Eine Familie wird zerstört und das verbleibende Paar tritt an, um gegen
die Bank zu kämpfen. Der Film treibt dahin. Entrollt langsam seine
Fäden, nimmt sich Zeit, reduziert sich nach der anfänglich ausufernden
Bildsprache aufs Wesentliche und verliert in den Dialogen kein Wort zu viel.
Mit einer ausgesprochenen Vorliebe für pointierte Zeilen, die in ihrer
Simplizität vielleicht nicht jedermanns Geschmack treffen, aber
zitierwürdig sind: "Bastards without Borders" - auf die Gruppe der Banker
bezogen, "I'm like God, but with a better suit", so der Ober-Banker, oder:
"That's new corporate feudalism, and we are the new princes".

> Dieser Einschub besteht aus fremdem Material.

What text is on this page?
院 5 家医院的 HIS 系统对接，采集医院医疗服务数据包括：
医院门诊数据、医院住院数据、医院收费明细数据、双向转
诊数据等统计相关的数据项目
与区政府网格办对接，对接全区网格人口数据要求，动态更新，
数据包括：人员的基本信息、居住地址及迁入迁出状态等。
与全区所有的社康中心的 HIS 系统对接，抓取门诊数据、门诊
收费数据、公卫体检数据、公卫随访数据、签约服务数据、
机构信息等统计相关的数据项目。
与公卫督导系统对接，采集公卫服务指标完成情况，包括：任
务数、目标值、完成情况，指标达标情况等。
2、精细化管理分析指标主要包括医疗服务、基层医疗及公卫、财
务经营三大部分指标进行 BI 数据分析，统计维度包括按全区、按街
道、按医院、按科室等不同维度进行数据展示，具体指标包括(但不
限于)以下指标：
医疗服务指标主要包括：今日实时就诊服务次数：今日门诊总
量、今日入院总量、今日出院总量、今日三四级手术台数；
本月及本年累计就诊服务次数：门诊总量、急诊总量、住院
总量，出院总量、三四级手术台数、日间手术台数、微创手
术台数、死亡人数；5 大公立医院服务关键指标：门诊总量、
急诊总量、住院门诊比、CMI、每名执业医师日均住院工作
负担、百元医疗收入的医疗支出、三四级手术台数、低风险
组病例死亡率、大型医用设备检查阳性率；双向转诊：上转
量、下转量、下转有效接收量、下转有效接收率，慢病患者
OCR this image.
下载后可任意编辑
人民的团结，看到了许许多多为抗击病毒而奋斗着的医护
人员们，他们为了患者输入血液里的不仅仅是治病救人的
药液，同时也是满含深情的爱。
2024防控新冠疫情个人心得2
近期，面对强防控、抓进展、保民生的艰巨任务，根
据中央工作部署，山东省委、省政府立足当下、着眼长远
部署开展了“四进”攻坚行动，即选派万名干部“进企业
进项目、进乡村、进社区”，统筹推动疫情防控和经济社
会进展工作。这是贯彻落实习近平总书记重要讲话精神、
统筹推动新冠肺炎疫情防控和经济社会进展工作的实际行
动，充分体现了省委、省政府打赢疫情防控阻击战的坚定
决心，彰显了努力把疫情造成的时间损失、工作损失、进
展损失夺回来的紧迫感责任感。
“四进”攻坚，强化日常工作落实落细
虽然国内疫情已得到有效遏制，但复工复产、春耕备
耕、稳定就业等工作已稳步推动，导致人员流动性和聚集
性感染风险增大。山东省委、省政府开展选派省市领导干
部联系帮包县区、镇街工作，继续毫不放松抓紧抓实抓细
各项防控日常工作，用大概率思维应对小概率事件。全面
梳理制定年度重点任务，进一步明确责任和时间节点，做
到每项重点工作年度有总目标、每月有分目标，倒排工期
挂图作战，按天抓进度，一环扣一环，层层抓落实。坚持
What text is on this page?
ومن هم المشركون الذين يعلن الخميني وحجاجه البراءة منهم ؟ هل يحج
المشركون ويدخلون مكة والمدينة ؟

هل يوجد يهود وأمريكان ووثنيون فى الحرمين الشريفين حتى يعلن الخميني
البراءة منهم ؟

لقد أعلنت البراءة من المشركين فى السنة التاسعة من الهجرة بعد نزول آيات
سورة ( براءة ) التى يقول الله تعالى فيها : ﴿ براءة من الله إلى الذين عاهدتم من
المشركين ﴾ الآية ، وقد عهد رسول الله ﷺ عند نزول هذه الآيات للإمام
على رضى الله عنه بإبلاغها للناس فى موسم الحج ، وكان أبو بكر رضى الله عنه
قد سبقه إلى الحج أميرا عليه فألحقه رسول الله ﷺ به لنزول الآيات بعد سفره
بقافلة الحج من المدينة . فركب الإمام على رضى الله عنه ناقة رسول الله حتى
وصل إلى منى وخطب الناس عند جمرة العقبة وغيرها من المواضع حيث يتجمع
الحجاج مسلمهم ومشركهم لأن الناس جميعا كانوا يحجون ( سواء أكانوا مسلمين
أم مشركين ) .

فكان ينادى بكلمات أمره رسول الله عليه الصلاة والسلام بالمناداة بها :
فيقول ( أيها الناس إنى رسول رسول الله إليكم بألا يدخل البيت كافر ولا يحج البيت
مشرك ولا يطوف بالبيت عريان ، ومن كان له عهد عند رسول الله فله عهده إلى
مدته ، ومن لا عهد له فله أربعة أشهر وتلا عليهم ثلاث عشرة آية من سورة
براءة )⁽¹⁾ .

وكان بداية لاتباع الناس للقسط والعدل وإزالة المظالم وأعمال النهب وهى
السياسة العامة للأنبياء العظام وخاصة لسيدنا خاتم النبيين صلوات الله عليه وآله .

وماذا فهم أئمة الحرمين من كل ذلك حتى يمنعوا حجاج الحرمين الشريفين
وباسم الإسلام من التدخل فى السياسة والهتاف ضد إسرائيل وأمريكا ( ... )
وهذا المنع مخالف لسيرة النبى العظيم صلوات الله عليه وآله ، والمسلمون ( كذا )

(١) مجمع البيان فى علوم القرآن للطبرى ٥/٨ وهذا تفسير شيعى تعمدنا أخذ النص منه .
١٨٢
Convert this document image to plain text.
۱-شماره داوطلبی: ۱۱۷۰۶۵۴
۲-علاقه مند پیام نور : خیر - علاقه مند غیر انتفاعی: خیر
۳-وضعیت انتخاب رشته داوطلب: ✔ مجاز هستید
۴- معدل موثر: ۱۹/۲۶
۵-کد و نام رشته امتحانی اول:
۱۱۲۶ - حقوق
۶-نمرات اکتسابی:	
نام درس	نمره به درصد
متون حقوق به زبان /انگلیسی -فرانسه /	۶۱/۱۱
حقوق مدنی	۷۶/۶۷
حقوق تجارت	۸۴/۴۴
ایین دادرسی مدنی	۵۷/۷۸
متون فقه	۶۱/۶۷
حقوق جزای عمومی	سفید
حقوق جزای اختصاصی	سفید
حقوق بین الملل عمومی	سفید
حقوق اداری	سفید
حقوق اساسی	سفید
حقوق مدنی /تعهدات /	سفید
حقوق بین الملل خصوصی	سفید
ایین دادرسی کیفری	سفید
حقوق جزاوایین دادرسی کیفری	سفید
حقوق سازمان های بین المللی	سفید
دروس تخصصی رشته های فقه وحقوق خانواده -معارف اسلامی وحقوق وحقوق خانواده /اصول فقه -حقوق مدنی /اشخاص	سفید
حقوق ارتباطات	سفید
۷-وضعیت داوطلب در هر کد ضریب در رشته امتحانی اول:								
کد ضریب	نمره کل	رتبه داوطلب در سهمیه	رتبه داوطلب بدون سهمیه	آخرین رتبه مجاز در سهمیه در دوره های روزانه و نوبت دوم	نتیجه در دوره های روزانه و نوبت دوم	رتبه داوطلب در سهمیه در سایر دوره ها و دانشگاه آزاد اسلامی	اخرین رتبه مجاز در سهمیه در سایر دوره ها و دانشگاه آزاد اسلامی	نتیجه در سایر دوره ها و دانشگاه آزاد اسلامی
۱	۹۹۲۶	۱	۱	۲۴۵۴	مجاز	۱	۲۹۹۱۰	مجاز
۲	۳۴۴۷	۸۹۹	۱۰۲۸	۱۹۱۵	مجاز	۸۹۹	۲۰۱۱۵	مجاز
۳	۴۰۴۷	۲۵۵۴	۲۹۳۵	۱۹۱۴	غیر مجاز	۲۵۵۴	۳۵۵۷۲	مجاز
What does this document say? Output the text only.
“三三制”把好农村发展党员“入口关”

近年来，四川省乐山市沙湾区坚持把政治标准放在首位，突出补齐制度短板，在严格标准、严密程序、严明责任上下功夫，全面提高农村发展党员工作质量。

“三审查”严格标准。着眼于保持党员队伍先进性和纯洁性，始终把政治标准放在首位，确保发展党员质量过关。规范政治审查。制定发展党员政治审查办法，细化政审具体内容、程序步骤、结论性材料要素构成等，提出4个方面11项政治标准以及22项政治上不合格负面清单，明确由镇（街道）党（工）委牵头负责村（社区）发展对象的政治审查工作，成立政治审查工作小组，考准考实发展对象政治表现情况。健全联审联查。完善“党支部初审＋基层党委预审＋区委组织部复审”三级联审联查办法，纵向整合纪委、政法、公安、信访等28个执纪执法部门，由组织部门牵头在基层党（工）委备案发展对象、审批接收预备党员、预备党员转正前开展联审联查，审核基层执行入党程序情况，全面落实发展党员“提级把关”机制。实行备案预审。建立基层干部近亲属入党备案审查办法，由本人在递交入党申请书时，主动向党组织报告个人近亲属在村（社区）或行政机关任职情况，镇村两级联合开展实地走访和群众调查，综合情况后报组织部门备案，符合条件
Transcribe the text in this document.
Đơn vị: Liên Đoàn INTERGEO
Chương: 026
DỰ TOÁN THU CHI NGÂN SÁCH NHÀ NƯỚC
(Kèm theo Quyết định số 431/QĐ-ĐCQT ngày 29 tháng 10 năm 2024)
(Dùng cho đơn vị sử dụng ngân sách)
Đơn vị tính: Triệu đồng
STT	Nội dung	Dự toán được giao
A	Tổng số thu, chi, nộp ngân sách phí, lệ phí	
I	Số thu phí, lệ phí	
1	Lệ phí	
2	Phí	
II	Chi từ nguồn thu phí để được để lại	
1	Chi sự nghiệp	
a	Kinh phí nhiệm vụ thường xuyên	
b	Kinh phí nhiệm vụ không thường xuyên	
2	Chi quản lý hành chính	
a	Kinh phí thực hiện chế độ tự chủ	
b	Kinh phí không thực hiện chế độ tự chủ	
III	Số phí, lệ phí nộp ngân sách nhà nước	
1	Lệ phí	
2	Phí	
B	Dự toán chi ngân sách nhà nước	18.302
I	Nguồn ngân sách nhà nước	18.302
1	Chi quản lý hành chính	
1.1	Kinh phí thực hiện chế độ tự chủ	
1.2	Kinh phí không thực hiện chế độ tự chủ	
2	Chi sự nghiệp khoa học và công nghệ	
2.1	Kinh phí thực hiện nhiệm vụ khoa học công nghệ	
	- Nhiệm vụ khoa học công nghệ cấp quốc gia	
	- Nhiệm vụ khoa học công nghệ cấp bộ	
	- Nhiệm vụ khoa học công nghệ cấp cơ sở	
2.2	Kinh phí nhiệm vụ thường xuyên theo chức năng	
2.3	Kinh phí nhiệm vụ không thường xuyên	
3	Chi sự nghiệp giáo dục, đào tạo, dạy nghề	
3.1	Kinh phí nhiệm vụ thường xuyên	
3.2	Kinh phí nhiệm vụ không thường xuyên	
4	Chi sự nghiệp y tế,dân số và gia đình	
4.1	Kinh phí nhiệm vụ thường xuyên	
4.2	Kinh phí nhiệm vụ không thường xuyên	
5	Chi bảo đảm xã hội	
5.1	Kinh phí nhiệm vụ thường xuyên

Die dritte Volte. Die Liebesgeschichte zwischen Michelle und Jim.
Der dritte Faden, der die warmen Töne der australischen Geschichte mit
der aus dem Bankenmilieu verknüpft. Michelle verkörpert die Position
des Zuschauers, erklärt Robert Connolly. Sie ist nicht zu orten. Ist
Michelle Teil der Bank, Teil des Spiels oder Außenseiterin? Sie löst
das Rätsel am Ende, wenn David gegen Goliath gekämpft und gesiegt
hat. Die Bildschirme der Computer erlöschen. Bankfilialen schließen.
Eine australische Familie ist um 700 000 Dollar reicher.
Die Schauspieler tragen - gemeinsam mit dem bis auf einige inhaltliche
Schwächen ausgezeichneten Drehbuch - den Film bis zum Ende von "Public
Enemy Number One: The Bank", um die Tagline zu zitieren. Anthony LaPaglia
("Lantana") gibt den Bösewicht, den Banker mit kräftigem Stiernacken,
feisten Wangen und gierigem Blick, der alles und jeden aufsaugt und kontrolliert.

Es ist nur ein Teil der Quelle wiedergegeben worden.